I can believe that: there’s more cross-traffic, Sunday drivers (does anyone say that anymore?), bad pavement. I refer to highways, not city/town streets. Do you have stats for that?

I believe that the article I read calculated an average of about 13000 miles per DRIVER. You do raise an interesting question: how does anyone get the data to calculate this, and are they really able to calculate to 5 digit accuracy?

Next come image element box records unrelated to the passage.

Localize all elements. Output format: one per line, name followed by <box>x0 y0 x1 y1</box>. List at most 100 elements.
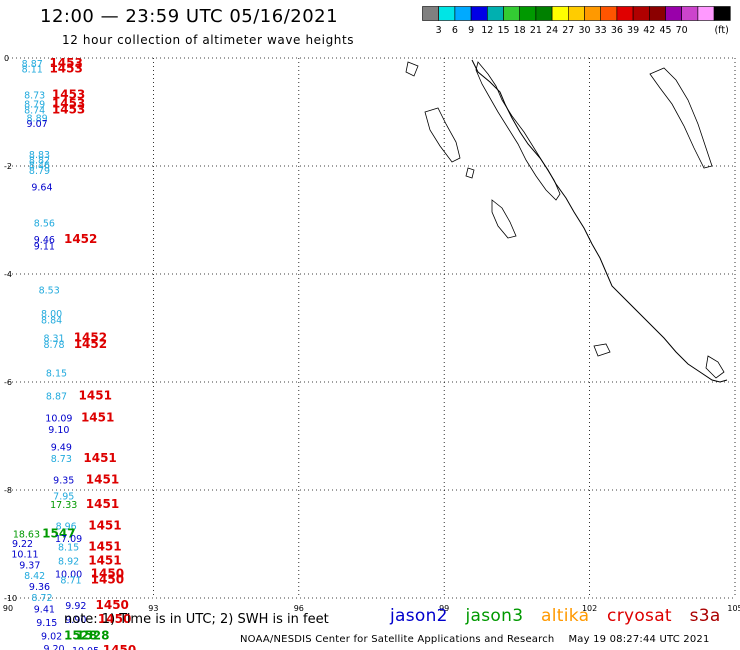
color-scale-tick: 9 <box>468 25 474 36</box>
color-scale-tick: 3 <box>436 25 442 36</box>
color-scale-tick: 27 <box>562 25 574 36</box>
wave-height-label: 8.46 <box>29 161 50 172</box>
wave-height-label: 8.89 <box>27 114 48 125</box>
wave-height-label: 8.11 <box>22 65 43 76</box>
pass-id-label: 1450 <box>96 598 129 612</box>
satellite-legend: jason2 jason3 altika cryosat s3a <box>390 606 733 626</box>
x-tick-label: 105 <box>727 604 740 613</box>
y-tick-label: -4 <box>4 270 12 279</box>
wave-height-label: 9.15 <box>36 618 57 629</box>
y-tick-label: 0 <box>4 54 9 63</box>
wave-height-label: 8.00 <box>41 309 62 320</box>
color-scale-tick: 36 <box>611 25 623 36</box>
y-tick-label: -10 <box>4 594 17 603</box>
pass-id-label: 1450 <box>91 572 124 586</box>
island-outline <box>593 343 611 357</box>
wave-height-label: 17.33 <box>50 500 77 511</box>
y-tick-label: -2 <box>4 162 12 171</box>
wave-height-label: 9.07 <box>27 119 48 130</box>
wave-height-label: 8.79 <box>29 166 50 177</box>
wave-height-label: 8.73 <box>51 454 72 465</box>
wave-height-label: 8.87 <box>46 391 67 402</box>
wave-height-label: 8.79 <box>24 100 45 111</box>
color-scale-tick: 33 <box>595 25 607 36</box>
wave-height-label: 9.37 <box>19 560 40 571</box>
color-scale-tick: 18 <box>514 25 526 36</box>
wave-height-label: 9.41 <box>34 605 55 616</box>
island-outline <box>405 61 419 77</box>
x-tick-label: 102 <box>582 604 597 613</box>
wave-height-label: 9.20 <box>43 644 64 650</box>
wave-height-label: 10.09 <box>45 413 72 424</box>
color-scale-tick: 21 <box>530 25 542 36</box>
color-scale-bar: 3 6 9 12 15 18 21 24 27 30 33 36 39 42 45 70 (ft) <box>422 6 731 36</box>
wave-height-label: 9.64 <box>31 182 52 193</box>
wave-height-label: 9.11 <box>34 242 55 253</box>
wave-height-label: 10.11 <box>11 550 38 561</box>
pass-id-label: 1451 <box>81 410 114 424</box>
pass-id-label: 1453 <box>52 97 85 111</box>
credit-timestamp: May 19 08:27:44 UTC 2021 <box>568 634 710 645</box>
island-outline <box>424 107 461 163</box>
chart-title: 12:00 — 23:59 UTC 05/16/2021 <box>40 6 339 27</box>
credit-org: NOAA/NESDIS Center for Satellite Applica… <box>240 634 555 645</box>
color-scale-tick: 24 <box>546 25 558 36</box>
x-tick-label: 90 <box>3 604 13 613</box>
legend-s3a: s3a <box>689 606 721 626</box>
legend-altika: altika <box>541 606 590 626</box>
coastline <box>471 59 728 383</box>
wave-height-label: 8.92 <box>58 557 79 568</box>
wave-height-label: 8.73 <box>24 91 45 102</box>
color-scale-tick: 30 <box>578 25 590 36</box>
wave-height-label: 9.02 <box>41 632 62 643</box>
island-outline <box>465 167 475 179</box>
wave-height-label: 8.56 <box>34 218 55 229</box>
x-tick-label: 99 <box>439 604 449 613</box>
wave-height-label: 18.63 <box>13 530 40 541</box>
color-scale-tick: 39 <box>627 25 639 36</box>
pass-id-label: 1547 <box>42 527 75 541</box>
wave-height-label: 9.49 <box>51 443 72 454</box>
wave-height-label: 9.35 <box>53 476 74 487</box>
pass-id-label: 1528 <box>64 629 97 643</box>
wave-height-label: 8.82 <box>29 155 50 166</box>
wave-height-label: 9.90 <box>65 615 86 626</box>
wave-height-label: 9.92 <box>65 601 86 612</box>
wave-height-label: 8.74 <box>24 106 45 117</box>
color-scale-tick: 42 <box>643 25 655 36</box>
wave-height-label: 10.05 <box>72 646 99 650</box>
color-scale-tick: 70 <box>676 25 688 36</box>
pass-id-label: 1450 <box>91 566 124 580</box>
y-tick-label: -8 <box>4 486 12 495</box>
wave-height-label: 8.31 <box>43 334 64 345</box>
pass-id-label: 1451 <box>86 497 119 511</box>
wave-height-label: 8.87 <box>22 59 43 70</box>
legend-jason2: jason2 <box>390 606 448 626</box>
footnote: note: 1) Time is in UTC; 2) SWH is in fe… <box>64 612 329 627</box>
wave-height-label: 9.22 <box>12 539 33 550</box>
pass-id-label: 1528 <box>76 629 109 643</box>
color-scale-tick: 6 <box>452 25 458 36</box>
legend-cryosat: cryosat <box>607 606 672 626</box>
wave-height-label: 8.71 <box>60 575 81 586</box>
legend-jason3: jason3 <box>465 606 524 626</box>
wave-height-label: 9.36 <box>29 582 50 593</box>
wave-height-label: 8.15 <box>46 369 67 380</box>
color-scale-tick: 15 <box>497 25 509 36</box>
wave-height-label: 8.42 <box>24 571 45 582</box>
y-tick-label: -6 <box>4 378 12 387</box>
pass-id-label: 1450 <box>103 643 136 650</box>
island-outline <box>705 355 725 379</box>
wave-height-label: 17.09 <box>55 534 82 545</box>
wave-height-label: 8.78 <box>43 340 64 351</box>
wave-height-label: 8.83 <box>29 150 50 161</box>
wave-height-label: 8.84 <box>41 316 62 327</box>
pass-id-label: 1453 <box>52 88 85 102</box>
wave-height-label: 8.15 <box>58 542 79 553</box>
wave-height-label: 8.72 <box>31 593 52 604</box>
pass-id-label: 1453 <box>49 62 82 76</box>
x-tick-label: 93 <box>148 604 158 613</box>
mainland-outline <box>649 67 713 169</box>
pass-id-label: 1451 <box>88 518 121 532</box>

There’s a McDonalds with an exit onto a 4 lane highway. The entrance is down a 2 lane road intersecting the main highway. For some unknown reason, people will choose to block traffic on the 4 lane road to enter their parking lot even though it is plainly marked by signs and painted arrows. It also requires a sharp turn to enter as the outlet is designed to force exiting traffic to turn right onto the main highway. To try and stop this practice, the city installed pylons blocking these left turns but people just ran over them till they broke off. You can’t overcome this stupidity with any amount of design.

+1
One of my college friends had some sort of fear about the slight rise in the grading of driveways/entryways at gas stations, fast food joints, and other establishments that you would have to enter from a highway. As a result, he would slow his car down to a walking pace when turning into one of those places.

On more than one occasion, we came very close to being T-boned when he made one of his slow-motion turns into an establishment on the other side of the road.
:smack:

I don’t understand, what is wrong with that? Most of our shopping centers or stand alone big box stores have left turn lanes to the entrances.